As Robert Kennedy Jr. makes the campaign rounds, his actress wife Cheryl Hines finds herself cast in a role she never dreamed of tackling—that of a wife of a presidential candidate whose views don’t necessarily match those of her husband’s.
Approach to Husband’s Candidacy
Hines, the 57-year-old “Curb Your Enthusiasm” actress who is “beloved in Hollywood,” said that while she is committed to standing by her husband, she doesn’t feel compelled to be a constant on the campaign trail.“I support Bobby and I want to be there for him, and I want him to feel loved and supported by me,” Hines told the NY Times. “And at the same time, I don’t feel the need to go to every political event, because I do have my own career.”
Not that political endeavors ever encompassed her life growing up like they surely did in the Kennedy family. While she’s now involved in her share of philanthropic work as a member of United Cerebral Palsy’s National Board of Trustees and an advocate for under-resourced schools, Hines was raised in Tallahassee, Florida, by a father who worked in construction and a mother who was an assistant at the Department of Revenue. Hines said her parents never spoke of politics or current events. What she knew of the Kennedys, she learned in history class.
For an actress whose major success didn’t come until she was in her 30s with “Curb Your Enthusiasm”—an age considered “over the hill” by Hollywood standards—Hines now finds herself in a different spotlight as the wife of a presidential candidate.
“This feels different, because it feels like every word is important,” she said. “Before this, really, my world was just about comedy, so I could make light of things.
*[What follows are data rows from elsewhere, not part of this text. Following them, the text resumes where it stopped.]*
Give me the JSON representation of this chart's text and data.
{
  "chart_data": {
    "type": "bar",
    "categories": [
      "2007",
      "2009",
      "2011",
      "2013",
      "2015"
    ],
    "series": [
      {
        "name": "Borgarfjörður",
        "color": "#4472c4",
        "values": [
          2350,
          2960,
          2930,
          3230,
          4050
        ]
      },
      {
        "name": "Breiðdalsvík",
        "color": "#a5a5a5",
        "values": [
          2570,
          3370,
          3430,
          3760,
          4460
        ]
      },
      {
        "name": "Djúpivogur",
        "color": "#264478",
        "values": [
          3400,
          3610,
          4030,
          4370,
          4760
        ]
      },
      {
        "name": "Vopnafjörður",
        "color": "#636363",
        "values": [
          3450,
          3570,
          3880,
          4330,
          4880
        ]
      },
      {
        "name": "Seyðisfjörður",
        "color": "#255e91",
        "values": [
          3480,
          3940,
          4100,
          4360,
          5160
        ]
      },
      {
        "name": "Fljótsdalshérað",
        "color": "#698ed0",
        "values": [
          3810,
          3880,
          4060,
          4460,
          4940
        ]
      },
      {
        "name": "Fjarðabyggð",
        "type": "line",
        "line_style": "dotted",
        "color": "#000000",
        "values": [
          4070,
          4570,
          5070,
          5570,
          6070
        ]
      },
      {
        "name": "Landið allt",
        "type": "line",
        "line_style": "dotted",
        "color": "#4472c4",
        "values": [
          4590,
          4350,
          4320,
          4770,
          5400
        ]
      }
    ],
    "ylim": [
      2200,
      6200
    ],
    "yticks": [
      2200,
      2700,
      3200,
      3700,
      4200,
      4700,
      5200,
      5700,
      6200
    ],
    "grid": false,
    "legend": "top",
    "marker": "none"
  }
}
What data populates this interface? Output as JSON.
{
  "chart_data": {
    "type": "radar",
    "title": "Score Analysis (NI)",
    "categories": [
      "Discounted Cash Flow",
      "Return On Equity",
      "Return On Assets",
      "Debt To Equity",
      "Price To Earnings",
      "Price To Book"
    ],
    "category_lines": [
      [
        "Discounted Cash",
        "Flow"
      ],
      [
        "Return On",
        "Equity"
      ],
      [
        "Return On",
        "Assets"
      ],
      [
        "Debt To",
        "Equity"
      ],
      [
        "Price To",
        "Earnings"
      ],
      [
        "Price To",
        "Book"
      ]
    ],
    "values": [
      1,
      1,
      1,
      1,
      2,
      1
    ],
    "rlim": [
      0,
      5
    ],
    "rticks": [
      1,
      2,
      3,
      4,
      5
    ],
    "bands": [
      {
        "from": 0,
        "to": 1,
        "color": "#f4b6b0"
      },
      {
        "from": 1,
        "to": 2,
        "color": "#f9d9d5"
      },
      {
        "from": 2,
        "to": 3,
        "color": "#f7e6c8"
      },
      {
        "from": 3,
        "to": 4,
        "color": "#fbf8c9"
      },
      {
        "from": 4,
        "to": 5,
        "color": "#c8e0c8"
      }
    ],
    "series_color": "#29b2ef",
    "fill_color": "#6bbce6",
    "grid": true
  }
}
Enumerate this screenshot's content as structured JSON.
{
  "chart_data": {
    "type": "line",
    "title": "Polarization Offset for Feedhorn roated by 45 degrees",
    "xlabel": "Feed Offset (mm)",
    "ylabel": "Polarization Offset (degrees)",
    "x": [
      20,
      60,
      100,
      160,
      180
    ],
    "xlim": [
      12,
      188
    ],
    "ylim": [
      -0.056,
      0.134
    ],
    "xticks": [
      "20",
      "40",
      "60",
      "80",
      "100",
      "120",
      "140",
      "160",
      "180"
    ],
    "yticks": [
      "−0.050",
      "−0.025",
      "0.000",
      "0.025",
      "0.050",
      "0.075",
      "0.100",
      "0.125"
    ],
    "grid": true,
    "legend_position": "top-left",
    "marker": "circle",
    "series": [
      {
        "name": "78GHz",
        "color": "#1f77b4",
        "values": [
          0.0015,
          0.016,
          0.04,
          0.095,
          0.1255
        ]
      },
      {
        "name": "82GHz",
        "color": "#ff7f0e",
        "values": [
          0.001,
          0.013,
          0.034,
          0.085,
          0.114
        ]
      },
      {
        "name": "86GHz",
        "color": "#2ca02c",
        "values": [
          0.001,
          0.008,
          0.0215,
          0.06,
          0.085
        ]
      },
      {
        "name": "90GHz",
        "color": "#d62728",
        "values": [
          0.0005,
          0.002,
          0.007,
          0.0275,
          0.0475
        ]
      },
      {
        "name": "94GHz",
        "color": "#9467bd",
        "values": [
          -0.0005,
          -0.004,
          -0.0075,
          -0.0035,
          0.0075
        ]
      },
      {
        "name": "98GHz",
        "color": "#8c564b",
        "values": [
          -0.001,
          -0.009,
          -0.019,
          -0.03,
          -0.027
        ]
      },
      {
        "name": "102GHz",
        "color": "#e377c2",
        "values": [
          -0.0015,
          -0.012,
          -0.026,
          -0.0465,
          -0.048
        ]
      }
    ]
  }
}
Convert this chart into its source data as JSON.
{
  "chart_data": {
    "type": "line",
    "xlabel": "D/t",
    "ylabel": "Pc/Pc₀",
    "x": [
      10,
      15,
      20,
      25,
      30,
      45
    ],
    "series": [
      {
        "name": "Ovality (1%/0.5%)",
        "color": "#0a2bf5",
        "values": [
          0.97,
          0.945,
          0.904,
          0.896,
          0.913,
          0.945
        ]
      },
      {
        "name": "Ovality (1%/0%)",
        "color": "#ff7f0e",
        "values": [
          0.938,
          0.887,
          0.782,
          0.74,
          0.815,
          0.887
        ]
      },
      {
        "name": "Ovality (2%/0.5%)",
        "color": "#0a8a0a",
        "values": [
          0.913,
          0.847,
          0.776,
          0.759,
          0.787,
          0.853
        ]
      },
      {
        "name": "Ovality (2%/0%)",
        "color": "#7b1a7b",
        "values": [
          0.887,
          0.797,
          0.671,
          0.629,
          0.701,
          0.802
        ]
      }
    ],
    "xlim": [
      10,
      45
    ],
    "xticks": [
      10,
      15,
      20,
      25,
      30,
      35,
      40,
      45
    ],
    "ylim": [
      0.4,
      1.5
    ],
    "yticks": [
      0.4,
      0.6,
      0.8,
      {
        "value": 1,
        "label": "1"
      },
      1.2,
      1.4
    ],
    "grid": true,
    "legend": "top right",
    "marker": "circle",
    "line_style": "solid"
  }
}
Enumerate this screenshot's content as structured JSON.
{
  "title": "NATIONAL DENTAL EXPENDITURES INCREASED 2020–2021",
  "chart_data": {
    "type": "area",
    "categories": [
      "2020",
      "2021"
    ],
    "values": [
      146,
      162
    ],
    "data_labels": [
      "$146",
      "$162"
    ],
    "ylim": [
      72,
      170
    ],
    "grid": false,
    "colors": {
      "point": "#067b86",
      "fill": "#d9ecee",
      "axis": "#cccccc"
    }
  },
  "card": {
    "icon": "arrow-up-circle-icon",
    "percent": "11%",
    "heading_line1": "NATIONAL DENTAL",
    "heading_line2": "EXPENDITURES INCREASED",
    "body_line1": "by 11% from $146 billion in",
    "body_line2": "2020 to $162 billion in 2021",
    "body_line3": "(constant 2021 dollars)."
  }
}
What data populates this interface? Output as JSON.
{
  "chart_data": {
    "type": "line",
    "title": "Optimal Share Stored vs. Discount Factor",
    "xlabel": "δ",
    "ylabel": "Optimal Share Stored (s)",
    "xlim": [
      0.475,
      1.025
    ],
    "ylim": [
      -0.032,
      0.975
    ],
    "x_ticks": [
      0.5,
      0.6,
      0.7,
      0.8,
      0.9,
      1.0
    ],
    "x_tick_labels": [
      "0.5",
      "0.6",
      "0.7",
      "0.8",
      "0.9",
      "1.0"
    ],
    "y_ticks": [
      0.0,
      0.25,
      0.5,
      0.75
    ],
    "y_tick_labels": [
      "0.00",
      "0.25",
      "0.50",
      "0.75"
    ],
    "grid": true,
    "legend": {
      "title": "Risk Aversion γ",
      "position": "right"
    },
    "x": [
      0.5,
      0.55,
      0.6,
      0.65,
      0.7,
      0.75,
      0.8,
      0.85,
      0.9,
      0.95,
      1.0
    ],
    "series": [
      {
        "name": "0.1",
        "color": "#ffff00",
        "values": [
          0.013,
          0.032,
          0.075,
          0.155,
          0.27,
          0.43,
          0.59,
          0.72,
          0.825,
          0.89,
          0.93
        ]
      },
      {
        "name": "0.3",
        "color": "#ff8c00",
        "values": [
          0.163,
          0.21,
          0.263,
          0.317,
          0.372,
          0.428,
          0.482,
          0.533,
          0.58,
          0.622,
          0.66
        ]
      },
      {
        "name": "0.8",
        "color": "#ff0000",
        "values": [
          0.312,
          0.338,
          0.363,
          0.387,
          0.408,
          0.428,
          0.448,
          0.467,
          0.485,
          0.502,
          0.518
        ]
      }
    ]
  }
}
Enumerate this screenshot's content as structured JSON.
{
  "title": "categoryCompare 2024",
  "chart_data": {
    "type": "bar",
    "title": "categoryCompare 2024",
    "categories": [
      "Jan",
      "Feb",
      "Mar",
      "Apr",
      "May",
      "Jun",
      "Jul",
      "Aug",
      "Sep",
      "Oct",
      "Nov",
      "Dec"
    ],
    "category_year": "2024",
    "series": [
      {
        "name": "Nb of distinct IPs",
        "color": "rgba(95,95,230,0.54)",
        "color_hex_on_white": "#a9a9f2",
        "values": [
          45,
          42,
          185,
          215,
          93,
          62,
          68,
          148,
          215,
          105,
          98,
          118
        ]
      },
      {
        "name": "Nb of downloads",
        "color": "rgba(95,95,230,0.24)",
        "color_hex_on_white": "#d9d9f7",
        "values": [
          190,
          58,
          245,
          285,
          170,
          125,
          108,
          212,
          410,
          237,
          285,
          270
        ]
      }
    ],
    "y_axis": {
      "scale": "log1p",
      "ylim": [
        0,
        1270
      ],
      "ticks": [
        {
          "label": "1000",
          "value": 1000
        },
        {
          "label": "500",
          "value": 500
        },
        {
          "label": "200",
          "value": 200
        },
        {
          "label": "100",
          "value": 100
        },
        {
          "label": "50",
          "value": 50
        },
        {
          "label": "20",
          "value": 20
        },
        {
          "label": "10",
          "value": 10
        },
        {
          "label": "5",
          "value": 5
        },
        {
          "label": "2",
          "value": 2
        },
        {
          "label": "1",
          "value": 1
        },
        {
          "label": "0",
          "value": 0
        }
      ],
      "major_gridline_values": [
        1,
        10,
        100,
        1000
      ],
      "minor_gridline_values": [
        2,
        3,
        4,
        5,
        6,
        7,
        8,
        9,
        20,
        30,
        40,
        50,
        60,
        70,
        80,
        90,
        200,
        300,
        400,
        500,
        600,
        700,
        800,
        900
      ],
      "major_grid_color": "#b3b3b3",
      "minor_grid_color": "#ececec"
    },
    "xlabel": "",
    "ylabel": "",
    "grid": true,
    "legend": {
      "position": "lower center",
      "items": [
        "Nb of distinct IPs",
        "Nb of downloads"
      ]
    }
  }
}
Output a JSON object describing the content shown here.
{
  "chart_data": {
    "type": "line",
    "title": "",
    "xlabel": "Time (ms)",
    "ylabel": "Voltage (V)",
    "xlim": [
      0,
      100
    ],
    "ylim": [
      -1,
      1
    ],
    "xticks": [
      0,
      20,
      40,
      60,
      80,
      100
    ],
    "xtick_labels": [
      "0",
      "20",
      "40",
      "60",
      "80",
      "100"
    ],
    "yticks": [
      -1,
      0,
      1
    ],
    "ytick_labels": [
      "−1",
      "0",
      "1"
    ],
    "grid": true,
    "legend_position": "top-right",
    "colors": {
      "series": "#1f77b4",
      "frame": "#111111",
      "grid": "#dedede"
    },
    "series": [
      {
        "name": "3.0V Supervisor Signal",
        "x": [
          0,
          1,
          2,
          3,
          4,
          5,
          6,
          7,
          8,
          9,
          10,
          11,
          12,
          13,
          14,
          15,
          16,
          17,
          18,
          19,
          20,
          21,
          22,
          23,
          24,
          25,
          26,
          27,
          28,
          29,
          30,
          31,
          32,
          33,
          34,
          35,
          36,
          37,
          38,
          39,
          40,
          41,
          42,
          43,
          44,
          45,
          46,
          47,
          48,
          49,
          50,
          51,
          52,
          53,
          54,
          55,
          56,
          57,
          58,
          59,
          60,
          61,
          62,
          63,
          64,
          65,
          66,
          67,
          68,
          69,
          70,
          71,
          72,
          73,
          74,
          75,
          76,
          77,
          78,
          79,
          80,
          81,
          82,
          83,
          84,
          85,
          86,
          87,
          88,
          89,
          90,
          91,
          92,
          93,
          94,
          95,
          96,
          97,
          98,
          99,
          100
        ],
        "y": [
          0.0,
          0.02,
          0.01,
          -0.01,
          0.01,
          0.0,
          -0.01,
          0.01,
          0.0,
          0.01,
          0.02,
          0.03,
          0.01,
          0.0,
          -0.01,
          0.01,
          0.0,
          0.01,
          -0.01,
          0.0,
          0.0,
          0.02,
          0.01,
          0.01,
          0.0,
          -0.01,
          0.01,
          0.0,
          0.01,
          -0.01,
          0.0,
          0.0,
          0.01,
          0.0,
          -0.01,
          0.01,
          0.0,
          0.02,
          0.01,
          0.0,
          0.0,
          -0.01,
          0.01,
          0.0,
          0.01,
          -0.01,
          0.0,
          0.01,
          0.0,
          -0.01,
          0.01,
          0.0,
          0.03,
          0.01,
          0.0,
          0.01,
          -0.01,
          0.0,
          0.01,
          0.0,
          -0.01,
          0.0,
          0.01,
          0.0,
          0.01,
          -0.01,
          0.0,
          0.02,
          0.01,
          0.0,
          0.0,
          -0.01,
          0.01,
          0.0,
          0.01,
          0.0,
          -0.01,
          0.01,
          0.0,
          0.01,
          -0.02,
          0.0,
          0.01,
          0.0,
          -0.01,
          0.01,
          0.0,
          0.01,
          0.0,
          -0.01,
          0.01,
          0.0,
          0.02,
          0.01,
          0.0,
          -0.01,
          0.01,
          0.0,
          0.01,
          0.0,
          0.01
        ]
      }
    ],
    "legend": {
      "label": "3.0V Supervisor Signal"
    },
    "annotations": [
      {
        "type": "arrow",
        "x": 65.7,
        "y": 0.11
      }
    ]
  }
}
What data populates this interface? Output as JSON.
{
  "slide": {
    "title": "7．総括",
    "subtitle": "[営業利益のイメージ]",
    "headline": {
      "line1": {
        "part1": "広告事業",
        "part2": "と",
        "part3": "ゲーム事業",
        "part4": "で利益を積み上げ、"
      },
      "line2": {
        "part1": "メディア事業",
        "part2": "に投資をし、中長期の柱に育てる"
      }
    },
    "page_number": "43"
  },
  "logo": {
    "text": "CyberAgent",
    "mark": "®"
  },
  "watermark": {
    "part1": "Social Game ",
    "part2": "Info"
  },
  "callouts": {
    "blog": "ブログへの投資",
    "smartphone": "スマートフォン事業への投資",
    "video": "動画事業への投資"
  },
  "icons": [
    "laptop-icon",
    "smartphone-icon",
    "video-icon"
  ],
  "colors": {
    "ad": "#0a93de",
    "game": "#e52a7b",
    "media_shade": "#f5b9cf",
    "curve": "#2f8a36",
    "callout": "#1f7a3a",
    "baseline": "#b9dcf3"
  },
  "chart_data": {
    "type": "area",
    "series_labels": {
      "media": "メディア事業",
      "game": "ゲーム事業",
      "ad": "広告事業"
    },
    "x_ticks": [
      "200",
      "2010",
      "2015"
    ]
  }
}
But now I understand people are listening in a different way, and I know that it’s really important to them.”
Stance on Vaccines
Hines said she believes in bodily autonomy and the right for people to make decisions with their doctors about what to do with their bodies, and that she can “see both sides of the vaccine situation.”“There’s one side that feels scared if they don’t get the vaccine, and there’s the side that feels scared if they do get the vaccine, because they’re not sure if the vaccine is safe. And I understand that,” she said.
“So if Bobby is standing up and saying, ‘Well, are we sure that they’re safe and every vaccine has been tested properly?’ That doesn’t seem too much to ask. That seems like the right question to be asking.”